To ensure the trial’s success, Regen BioPharma has partnered with a clinical research organization (CRO) known for its expertise in conducting complex trials. Once initiated, the study is expected to reach completion within 12 to 14 months.

• Opportunity: Aplastic anemia is a rare disease with high unmet medical need, offering the potential for accelerated regulatory pathways and market exclusivity.
  
  
• Massive Market Potential: Expansion into chemotherapy-induced bone marrow suppression could unlock a multi-billion-dollar market.
  
  
• Strategic Execution: Collaboration with a leading CRO ensures focused execution and timeline adherence.
  

About Regen BioPharma, Inc.

Regen BioPharma, Inc. is a publicly traded biotechnology company (OTC ID: RGBP) and (OTC ID: RGBPP). The Company is focused on the immunology and immunotherapy space. The Company is focused on rapidly advancing novel technologies through pre-clinical and Phase I/ II clinical trials. Currently, the Company is focused on mRNA and small molecule therapies for treating cancer and autoimmune disorders. Additional information on Regen BioPharma is available at http://www.regenbiopharmainc.com.

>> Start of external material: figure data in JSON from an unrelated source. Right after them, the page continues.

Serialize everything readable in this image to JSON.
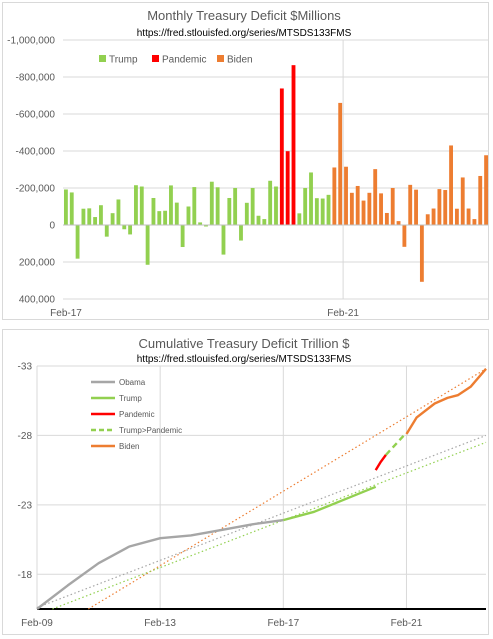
{
  "chart_data": [
    {
      "type": "bar",
      "title": "Monthly Treasury Deficit $Millions",
      "subtitle": "https://fred.stlouisfed.org/series/MTSDS133FMS",
      "xlabel": "",
      "ylabel": "",
      "y_reversed": true,
      "ylim": [
        -1000000,
        400000
      ],
      "y_ticks": [
        -1000000,
        -800000,
        -600000,
        -400000,
        -200000,
        0,
        200000,
        400000
      ],
      "y_tick_labels": [
        "-1,000,000",
        "-800,000",
        "-600,000",
        "-400,000",
        "-200,000",
        "0",
        "200,000",
        "400,000"
      ],
      "x_tick_labels": [
        "Feb-17",
        "Feb-21"
      ],
      "x_start": "2017-02",
      "legend_position": "top-left",
      "grid": true,
      "colors": {
        "Trump": "#92d050",
        "Pandemic": "#ff0000",
        "Biden": "#ed7d31"
      },
      "series": [
        {
          "name": "Trump",
          "values": [
            -192000,
            -176000,
            182000,
            -88000,
            -90000,
            -43000,
            -107000,
            63000,
            -64000,
            -138000,
            23000,
            51000,
            -215000,
            -208000,
            215000,
            -146000,
            -75000,
            -77000,
            -214000,
            -121000,
            119000,
            -100000,
            -205000,
            -14000,
            8000,
            -234000,
            -204000,
            160000,
            -146000,
            -200000,
            84000,
            -120000,
            -200000,
            -50000,
            -32000,
            -239000,
            -208000
          ]
        },
        {
          "name": "Pandemic",
          "values": [
            -738000,
            -399000,
            -864000
          ]
        },
        {
          "name": "Trump",
          "values": [
            -63000,
            -200000,
            -284000,
            -145000,
            -143000,
            -163000
          ]
        },
        {
          "name": "Biden",
          "values": [
            -311000,
            -660000,
            -315000,
            -174000,
            -211000,
            -132000,
            -174000,
            -302000,
            -171000,
            -65000,
            -200000,
            -21000,
            118000,
            -217000,
            -191000,
            307000,
            -58000,
            -89000,
            -194000,
            -189000,
            -430000,
            -88000,
            -257000,
            -89000,
            -32000,
            -265000,
            -377000
          ]
        }
      ]
    },
    {
      "type": "line",
      "title": "Cumulative Treasury Deficit Trillion $",
      "subtitle": "https://fred.stlouisfed.org/series/MTSDS133FMS",
      "xlabel": "",
      "ylabel": "",
      "y_reversed": true,
      "ylim": [
        -15.5,
        -33
      ],
      "y_ticks": [
        -33,
        -28,
        -23,
        -18
      ],
      "x_ticks": [
        "Feb-09",
        "Feb-13",
        "Feb-17",
        "Feb-21"
      ],
      "x_range": [
        "2009-02",
        "2023-09"
      ],
      "legend_position": "top-left",
      "grid": true,
      "series": [
        {
          "name": "Obama",
          "color": "#a6a6a6",
          "style": "solid",
          "x": [
            "2009-02",
            "2010-02",
            "2011-02",
            "2012-02",
            "2013-02",
            "2014-02",
            "2015-02",
            "2016-02",
            "2017-02"
          ],
          "y": [
            -15.5,
            -17.2,
            -18.8,
            -20.0,
            -20.6,
            -20.8,
            -21.2,
            -21.6,
            -21.9
          ]
        },
        {
          "name": "Trump",
          "color": "#92d050",
          "style": "solid",
          "x": [
            "2017-02",
            "2018-02",
            "2019-02",
            "2020-02"
          ],
          "y": [
            -21.9,
            -22.5,
            -23.4,
            -24.3
          ]
        },
        {
          "name": "Pandemic",
          "color": "#ff0000",
          "style": "solid",
          "x": [
            "2020-02",
            "2020-04",
            "2020-06"
          ],
          "y": [
            -25.5,
            -26.1,
            -26.6
          ]
        },
        {
          "name": "Trump>Pandemic",
          "color": "#92d050",
          "style": "dashed",
          "x": [
            "2020-06",
            "2021-01"
          ],
          "y": [
            -26.6,
            -28.0
          ]
        },
        {
          "name": "Biden",
          "color": "#ed7d31",
          "style": "solid",
          "x": [
            "2021-02",
            "2021-06",
            "2022-01",
            "2022-06",
            "2022-10",
            "2023-03",
            "2023-09"
          ],
          "y": [
            -28.1,
            -29.3,
            -30.3,
            -30.7,
            -30.9,
            -31.5,
            -32.8
          ]
        }
      ],
      "trendlines": [
        {
          "color": "#ed7d31",
          "x": [
            "2010-10",
            "2023-09"
          ],
          "y": [
            -15.5,
            -32.8
          ]
        },
        {
          "color": "#a6a6a6",
          "x": [
            "2009-02",
            "2023-09"
          ],
          "y": [
            -15.6,
            -28.0
          ]
        },
        {
          "color": "#92d050",
          "x": [
            "2009-08",
            "2023-09"
          ],
          "y": [
            -15.5,
            -27.5
          ]
        }
      ]
    }
  ]
}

Disclaimer: This news announcement may contain forward-looking statements. Forward-looking statements are inherently subject to risks and uncertainties, some of which cannot be predicted or quantified. Future events and actual results could differ materially from those set forth in, contemplated by, or underlying the forward-looking statements. The risks and uncertainties to which forward-looking statements are subject to include, but are not limited to, the effect of government regulation, competition and other material risks.

CONTACT INFORMATION:

Regen BioPharma Inc.
David R. Koos, Ph.D.
Chairman & Chief Executive Officer
+1-619-722-5505 Phone
Email: david.koos@regenbiopharmainc.com or
david.koos@regenbiopharma.com
X (formerly twitter): https://x.com/TheRegenBio 

FAQ

What is Regen BioPharma's HemaXellerate therapy and how does it work?

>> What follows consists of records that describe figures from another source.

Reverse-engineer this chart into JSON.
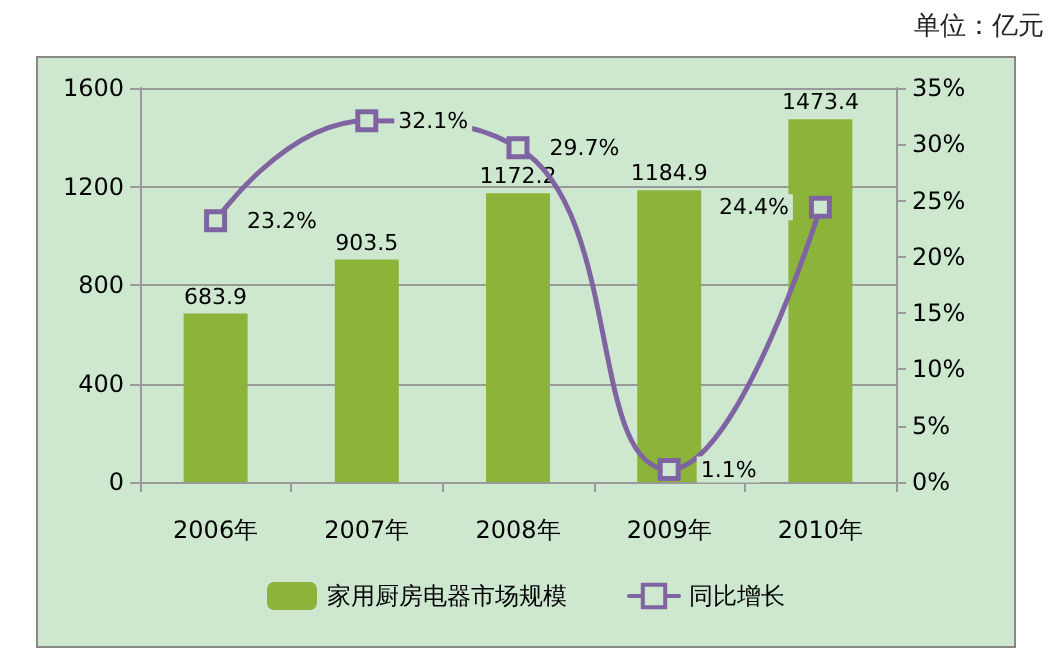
{
  "chart_data": {
    "type": "bar",
    "annotations": [
      "单位：亿元"
    ],
    "categories": [
      "2006年",
      "2007年",
      "2008年",
      "2009年",
      "2010年"
    ],
    "series": [
      {
        "name": "家用厨房电器市场规模",
        "color": "#8cb43a",
        "values": [
          683.9,
          903.5,
          1172.2,
          1184.9,
          1473.4
        ],
        "value_labels": [
          "683.9",
          "903.5",
          "1172.2",
          "1184.9",
          "1473.4"
        ]
      },
      {
        "name": "同比增长",
        "type": "line",
        "axis": "y2",
        "color": "#8064a2",
        "values": [
          23.2,
          32.1,
          29.7,
          1.1,
          24.4
        ],
        "value_labels": [
          "23.2%",
          "32.1%",
          "29.7%",
          "1.1%",
          "24.4%"
        ]
      }
    ],
    "ylim": [
      0,
      1600
    ],
    "yticks": [
      0,
      400,
      800,
      1200,
      1600
    ],
    "y2lim": [
      0,
      35
    ],
    "y2ticks": [
      {
        "value": 0,
        "label": "0%"
      },
      {
        "value": 5,
        "label": "5%"
      },
      {
        "value": 10,
        "label": "10%"
      },
      {
        "value": 15,
        "label": "15%"
      },
      {
        "value": 20,
        "label": "20%"
      },
      {
        "value": 25,
        "label": "25%"
      },
      {
        "value": 30,
        "label": "30%"
      },
      {
        "value": 35,
        "label": "35%"
      }
    ],
    "grid": "y",
    "legend": "bottom",
    "marker": "square"
  }
}
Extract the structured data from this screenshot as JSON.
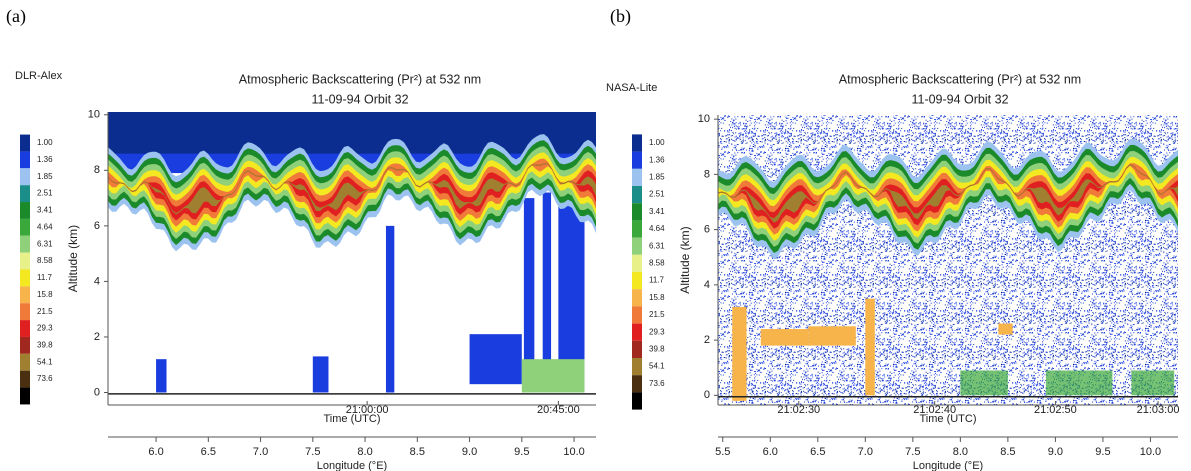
{
  "panels": [
    "(a)",
    "(b)"
  ],
  "chart_data": [
    {
      "type": "heatmap",
      "instrument": "DLR-Alex",
      "title": "Atmospheric Backscattering (Pr²) at 532 nm",
      "subtitle": "11-09-94 Orbit 32",
      "ylabel": "Altitude (km)",
      "ylim": [
        -0.45,
        10.1
      ],
      "yticks": [
        0,
        2,
        4,
        6,
        8,
        10
      ],
      "xlabel": "Longitude (°E)",
      "xlim": [
        5.54,
        10.21
      ],
      "xticks": [
        {
          "value": 6,
          "label": "6.0"
        },
        {
          "value": 6.5,
          "label": "6.5"
        },
        {
          "value": 7,
          "label": "7.0"
        },
        {
          "value": 7.5,
          "label": "7.5"
        },
        {
          "value": 8,
          "label": "8.0"
        },
        {
          "value": 8.5,
          "label": "8.5"
        },
        {
          "value": 9,
          "label": "9.0"
        },
        {
          "value": 9.5,
          "label": "9.5"
        },
        {
          "value": 10,
          "label": "10.0"
        }
      ],
      "time_label": "Time (UTC)",
      "time_ticks": [
        {
          "value": 8.02,
          "label": "21:00:00"
        },
        {
          "value": 9.85,
          "label": "20:45:00"
        }
      ],
      "colorbar": {
        "levels": [
          {
            "value": 1,
            "label": "1.00"
          },
          {
            "value": 1.36,
            "label": "1.36"
          },
          {
            "value": 1.85,
            "label": "1.85"
          },
          {
            "value": 2.51,
            "label": "2.51"
          },
          {
            "value": 3.41,
            "label": "3.41"
          },
          {
            "value": 4.64,
            "label": "4.64"
          },
          {
            "value": 6.31,
            "label": "6.31"
          },
          {
            "value": 8.58,
            "label": "8.58"
          },
          {
            "value": 11.7,
            "label": "11.7"
          },
          {
            "value": 15.8,
            "label": "15.8"
          },
          {
            "value": 21.5,
            "label": "21.5"
          },
          {
            "value": 29.3,
            "label": "29.3"
          },
          {
            "value": 39.8,
            "label": "39.8"
          },
          {
            "value": 54.1,
            "label": "54.1"
          },
          {
            "value": 73.6,
            "label": "73.6"
          }
        ],
        "colors": [
          "#0a2d8f",
          "#1a3de0",
          "#9cc3ef",
          "#1c8e8a",
          "#1a8a2a",
          "#3aa83a",
          "#8fd07a",
          "#e8f08a",
          "#f4e820",
          "#f6b44a",
          "#f07a3a",
          "#e02020",
          "#a0281e",
          "#a08030",
          "#4a3010",
          "#000000"
        ]
      }
    },
    {
      "type": "heatmap",
      "instrument": "NASA-Lite",
      "title": "Atmospheric Backscattering (Pr²) at 532 nm",
      "subtitle": "11-09-94 Orbit 32",
      "ylabel": "Altitude (km)",
      "ylim": [
        -0.35,
        10.15
      ],
      "yticks": [
        0,
        2,
        4,
        6,
        8,
        10
      ],
      "xlabel": "Longitude (°E)",
      "xlim": [
        5.45,
        10.29
      ],
      "xticks": [
        5.5,
        {
          "value": 6,
          "label": "6.0"
        },
        6.5,
        {
          "value": 7,
          "label": "7.0"
        },
        7.5,
        {
          "value": 8,
          "label": "8.0"
        },
        8.5,
        {
          "value": 9,
          "label": "9.0"
        },
        9.5,
        {
          "value": 10,
          "label": "10.0"
        }
      ],
      "time_label": "Time (UTC)",
      "time_ticks": [
        {
          "value": 6.3,
          "label": "21:02:30"
        },
        {
          "value": 7.73,
          "label": "21:02:40"
        },
        {
          "value": 9.0,
          "label": "21:02:50"
        },
        {
          "value": 10.08,
          "label": "21:03:00"
        }
      ],
      "colorbar": {
        "levels": [
          {
            "value": 1,
            "label": "1.00"
          },
          {
            "value": 1.36,
            "label": "1.36"
          },
          {
            "value": 1.85,
            "label": "1.85"
          },
          {
            "value": 2.51,
            "label": "2.51"
          },
          {
            "value": 3.41,
            "label": "3.41"
          },
          {
            "value": 4.64,
            "label": "4.64"
          },
          {
            "value": 6.31,
            "label": "6.31"
          },
          {
            "value": 8.58,
            "label": "8.58"
          },
          {
            "value": 11.7,
            "label": "11.7"
          },
          {
            "value": 15.8,
            "label": "15.8"
          },
          {
            "value": 21.5,
            "label": "21.5"
          },
          {
            "value": 29.3,
            "label": "29.3"
          },
          {
            "value": 39.8,
            "label": "39.8"
          },
          {
            "value": 54.1,
            "label": "54.1"
          },
          {
            "value": 73.6,
            "label": "73.6"
          }
        ],
        "colors": [
          "#0a2d8f",
          "#1a3de0",
          "#9cc3ef",
          "#1c8e8a",
          "#1a8a2a",
          "#3aa83a",
          "#8fd07a",
          "#e8f08a",
          "#f4e820",
          "#f6b44a",
          "#f07a3a",
          "#e02020",
          "#a0281e",
          "#a08030",
          "#4a3010",
          "#000000"
        ]
      }
    }
  ]
}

HemaXellerate is a stem cell-derived therapy that uses cells extracted from the patient's own fat tissue, processed through a proprietary method to stimulate bone marrow regeneration and restore blood cell production capabilities.

What is the market potential for RGBP's HemaXellerate therapy?

The therapy targets the chemotherapy-induced bone marrow suppression market, valued at over $1 billion annually, with additional potential in treating aplastic anemia and other hematological disorders.

When will Regen BioPharma complete the Phase 1 clinical trial for HemaXellerate?

The clinical trial is expected to complete within 12-14 months from initiation, managed by a specialized Clinical Research Organization (CRO).

What regulatory advantages does RGBP's HemaXellerate have?

As a treatment for aplastic anemia, a rare disease with high unmet medical need, HemaXellerate may qualify for accelerated regulatory pathways and market exclusivity.

How is Regen BioPharma (RGBP) planning to execute the HemaXellerate clinical trial?

RGBP has partnered with an experienced Clinical Research Organization (CRO) specialized in conducting complex trials to ensure successful trial execution and timeline adherence.